The same must be said of a similar law in the earldom of Flanders. If it is true that they allow the confiscation of goods in only five cases, of which self-homicide is one, thus ranking it with treason, heresy, sedition, and deserting the army against the Turk, then these are strong and urgent circumstances to reduce this desire in men.
2.—Where you find many severe laws against an offense, you do not safely conclude an extreme enormity or heinousness in the fault. You safely infer a propensity of that people at that time to that fault. For this reason, Ignatius and many others—even entire councils—were forced to pronounce that those who fasted on Sundays were murderers of Christ. So in France the laws abound against duels, to which they are head- longly apt. So the resolutions of the Spanish casuists and the bulls of the popes are repeated and exaggerated in that nation against bull-fighting, to which they are so enormously addicted. Still, of itself bull-fighting is no sin, as Navarrus, retracting his opinion after seventy years, at last holds.

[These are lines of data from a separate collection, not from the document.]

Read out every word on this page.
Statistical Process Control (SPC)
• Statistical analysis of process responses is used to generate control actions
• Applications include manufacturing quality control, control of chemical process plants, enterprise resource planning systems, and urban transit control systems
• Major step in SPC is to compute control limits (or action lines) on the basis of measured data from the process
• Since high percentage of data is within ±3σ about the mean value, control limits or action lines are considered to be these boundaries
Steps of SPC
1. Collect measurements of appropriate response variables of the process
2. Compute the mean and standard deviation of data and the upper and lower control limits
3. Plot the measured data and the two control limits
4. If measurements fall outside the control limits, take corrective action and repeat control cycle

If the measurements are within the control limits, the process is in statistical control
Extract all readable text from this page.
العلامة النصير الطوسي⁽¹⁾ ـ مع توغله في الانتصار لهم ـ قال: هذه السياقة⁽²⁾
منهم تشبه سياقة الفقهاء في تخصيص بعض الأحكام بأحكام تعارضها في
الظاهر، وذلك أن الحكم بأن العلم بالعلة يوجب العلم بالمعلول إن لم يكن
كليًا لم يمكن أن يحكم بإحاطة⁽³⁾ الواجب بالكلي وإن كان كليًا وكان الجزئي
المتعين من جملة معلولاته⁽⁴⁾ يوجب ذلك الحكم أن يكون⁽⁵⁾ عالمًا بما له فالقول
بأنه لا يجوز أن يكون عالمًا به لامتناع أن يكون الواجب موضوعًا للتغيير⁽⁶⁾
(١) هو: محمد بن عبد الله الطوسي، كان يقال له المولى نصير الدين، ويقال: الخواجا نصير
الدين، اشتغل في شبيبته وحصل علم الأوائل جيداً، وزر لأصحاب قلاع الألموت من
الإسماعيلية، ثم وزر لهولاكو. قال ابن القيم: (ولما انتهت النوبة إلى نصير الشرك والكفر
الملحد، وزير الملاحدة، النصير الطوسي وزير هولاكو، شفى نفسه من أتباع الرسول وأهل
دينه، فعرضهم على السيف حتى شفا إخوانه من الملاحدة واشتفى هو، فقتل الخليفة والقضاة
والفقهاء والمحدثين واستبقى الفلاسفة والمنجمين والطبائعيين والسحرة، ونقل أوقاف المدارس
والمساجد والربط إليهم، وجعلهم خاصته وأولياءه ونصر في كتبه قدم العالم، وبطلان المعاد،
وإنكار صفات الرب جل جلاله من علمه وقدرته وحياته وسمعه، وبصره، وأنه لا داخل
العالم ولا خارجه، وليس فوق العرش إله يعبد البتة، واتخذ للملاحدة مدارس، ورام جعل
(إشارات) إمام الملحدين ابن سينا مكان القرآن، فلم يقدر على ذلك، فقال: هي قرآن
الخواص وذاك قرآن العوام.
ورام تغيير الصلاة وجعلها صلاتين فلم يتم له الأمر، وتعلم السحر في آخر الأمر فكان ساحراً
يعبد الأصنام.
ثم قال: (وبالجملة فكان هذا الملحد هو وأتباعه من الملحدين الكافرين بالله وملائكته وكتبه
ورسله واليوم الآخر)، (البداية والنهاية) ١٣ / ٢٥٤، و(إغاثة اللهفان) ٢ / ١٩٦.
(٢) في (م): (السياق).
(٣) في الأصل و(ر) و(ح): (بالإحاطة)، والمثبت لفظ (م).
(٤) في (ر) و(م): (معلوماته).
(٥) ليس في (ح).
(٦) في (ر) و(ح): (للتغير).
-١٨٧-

These severe laws no more increase a fault than mild punishments diminish it. No man thinks rape a small fault, although Solon punishes it, if the victim is a virgin and free-born, with money that would amount to our five shillings. The Salic Law punishes pecuniarily and at no high price a witch convicted of having eaten a man. Therefore, Bartolus allows that, in cases of public profit or detriment, the judges may extend an odious and burdensome law beyond the letter and restrain a favorable and beneficial law within it, even though this is against the nature and common practice of both these laws.